Harapan dari Pesisir Berau
Bagi Direktur Program Kelautan YKAN, Muhammad Ilman, keberhasilan program ini bukan semata soal bertambahnya jumlah panen.
Lebih dari itu, SECURE menunjukkan bahwa masyarakat dapat membangun hubungan yang lebih sehat dengan alam tanpa kehilangan sumber penghidupan.
"Ketika mangrove dipulihkan dan kapasitas petambak diperkuat, kita dapat melihat sistem pengelolaan yang lebih tangguh, baik secara ekonomi maupun ekologis," katanya.
Kisah dari Kampung Pegat Batumbuk dan Kampung Suaran menjadi bukti bahwa menjaga alam bukan hambatan bagi kesejahteraan.
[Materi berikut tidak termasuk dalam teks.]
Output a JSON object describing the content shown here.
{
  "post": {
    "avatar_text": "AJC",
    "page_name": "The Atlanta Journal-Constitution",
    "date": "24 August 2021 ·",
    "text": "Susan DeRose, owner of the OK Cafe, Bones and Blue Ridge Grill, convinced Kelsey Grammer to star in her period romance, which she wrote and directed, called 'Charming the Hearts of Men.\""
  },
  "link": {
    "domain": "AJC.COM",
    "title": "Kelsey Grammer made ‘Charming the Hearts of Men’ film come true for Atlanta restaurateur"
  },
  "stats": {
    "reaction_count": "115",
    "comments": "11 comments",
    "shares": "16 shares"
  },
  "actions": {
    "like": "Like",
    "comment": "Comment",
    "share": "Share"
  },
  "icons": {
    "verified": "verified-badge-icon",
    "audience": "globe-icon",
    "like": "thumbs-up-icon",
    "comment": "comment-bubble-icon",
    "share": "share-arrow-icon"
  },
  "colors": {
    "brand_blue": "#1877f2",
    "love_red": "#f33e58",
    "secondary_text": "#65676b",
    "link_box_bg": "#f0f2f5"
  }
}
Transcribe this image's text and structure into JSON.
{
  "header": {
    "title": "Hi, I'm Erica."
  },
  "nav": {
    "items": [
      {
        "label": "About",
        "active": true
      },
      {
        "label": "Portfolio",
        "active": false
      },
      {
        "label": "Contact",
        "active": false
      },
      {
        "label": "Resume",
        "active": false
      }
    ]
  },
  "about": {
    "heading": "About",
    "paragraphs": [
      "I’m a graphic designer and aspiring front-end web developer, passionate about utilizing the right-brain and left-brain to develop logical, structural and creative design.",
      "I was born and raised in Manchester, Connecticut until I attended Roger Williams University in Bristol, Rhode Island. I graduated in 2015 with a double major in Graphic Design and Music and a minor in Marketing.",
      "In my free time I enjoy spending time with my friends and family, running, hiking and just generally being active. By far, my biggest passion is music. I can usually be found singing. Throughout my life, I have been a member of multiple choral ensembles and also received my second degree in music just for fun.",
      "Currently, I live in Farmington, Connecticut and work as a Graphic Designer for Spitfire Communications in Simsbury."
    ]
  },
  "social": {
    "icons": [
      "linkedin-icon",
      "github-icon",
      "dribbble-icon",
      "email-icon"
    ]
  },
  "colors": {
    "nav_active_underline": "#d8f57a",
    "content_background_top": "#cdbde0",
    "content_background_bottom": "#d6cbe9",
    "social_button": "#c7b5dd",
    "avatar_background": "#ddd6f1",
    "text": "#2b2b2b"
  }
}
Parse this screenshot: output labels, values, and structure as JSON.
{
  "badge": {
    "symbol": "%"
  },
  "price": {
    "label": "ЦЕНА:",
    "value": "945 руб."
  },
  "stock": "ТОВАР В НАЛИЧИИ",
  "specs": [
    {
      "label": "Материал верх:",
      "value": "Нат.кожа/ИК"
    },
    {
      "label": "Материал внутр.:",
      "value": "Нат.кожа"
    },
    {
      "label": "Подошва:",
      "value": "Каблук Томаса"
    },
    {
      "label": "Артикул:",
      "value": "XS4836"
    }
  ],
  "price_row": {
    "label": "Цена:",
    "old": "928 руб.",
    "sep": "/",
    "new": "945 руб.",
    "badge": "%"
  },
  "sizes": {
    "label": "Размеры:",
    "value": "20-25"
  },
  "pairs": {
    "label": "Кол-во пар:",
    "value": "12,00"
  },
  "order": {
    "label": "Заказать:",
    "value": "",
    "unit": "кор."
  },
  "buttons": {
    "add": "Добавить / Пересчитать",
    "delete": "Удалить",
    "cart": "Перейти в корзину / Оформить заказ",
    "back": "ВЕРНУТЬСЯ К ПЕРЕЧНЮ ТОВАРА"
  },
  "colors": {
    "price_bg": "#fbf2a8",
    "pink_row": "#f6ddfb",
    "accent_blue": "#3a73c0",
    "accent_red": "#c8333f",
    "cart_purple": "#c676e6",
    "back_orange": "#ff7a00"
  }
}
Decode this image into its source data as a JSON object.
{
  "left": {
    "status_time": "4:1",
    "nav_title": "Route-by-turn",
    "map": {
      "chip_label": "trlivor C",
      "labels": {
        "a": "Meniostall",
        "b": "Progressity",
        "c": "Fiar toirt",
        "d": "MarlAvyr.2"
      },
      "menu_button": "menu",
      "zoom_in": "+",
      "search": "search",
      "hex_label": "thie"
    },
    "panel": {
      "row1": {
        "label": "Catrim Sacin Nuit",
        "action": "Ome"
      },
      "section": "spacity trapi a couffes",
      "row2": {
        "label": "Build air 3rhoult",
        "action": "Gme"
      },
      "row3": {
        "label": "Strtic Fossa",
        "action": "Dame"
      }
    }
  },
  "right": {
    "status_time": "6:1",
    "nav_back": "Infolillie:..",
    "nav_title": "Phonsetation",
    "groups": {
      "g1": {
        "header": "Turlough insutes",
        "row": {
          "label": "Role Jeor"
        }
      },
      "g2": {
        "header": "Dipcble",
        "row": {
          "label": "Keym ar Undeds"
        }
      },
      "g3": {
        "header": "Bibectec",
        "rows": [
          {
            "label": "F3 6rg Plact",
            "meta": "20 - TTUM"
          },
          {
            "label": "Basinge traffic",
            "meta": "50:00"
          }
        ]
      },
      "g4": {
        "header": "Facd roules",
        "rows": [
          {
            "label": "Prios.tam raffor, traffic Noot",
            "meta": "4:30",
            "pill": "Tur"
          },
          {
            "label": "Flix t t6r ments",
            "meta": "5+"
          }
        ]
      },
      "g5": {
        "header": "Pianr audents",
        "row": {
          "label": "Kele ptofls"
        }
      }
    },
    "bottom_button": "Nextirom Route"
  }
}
Justru sebaliknya, ketika ekosistem dirawat dengan baik, alam memberikan hasil yang lebih stabil dan berkelanjutan.
Di pesisir Berau, mangrove yang dahulu sering dianggap penghalang kini berubah menjadi sekutu. Dari akar-akar yang menancap di lumpur pantai itulah tumbuh harapan baru bahwa pembangunan, kesejahteraan, dan kelestarian alam dapat berjalan bersama.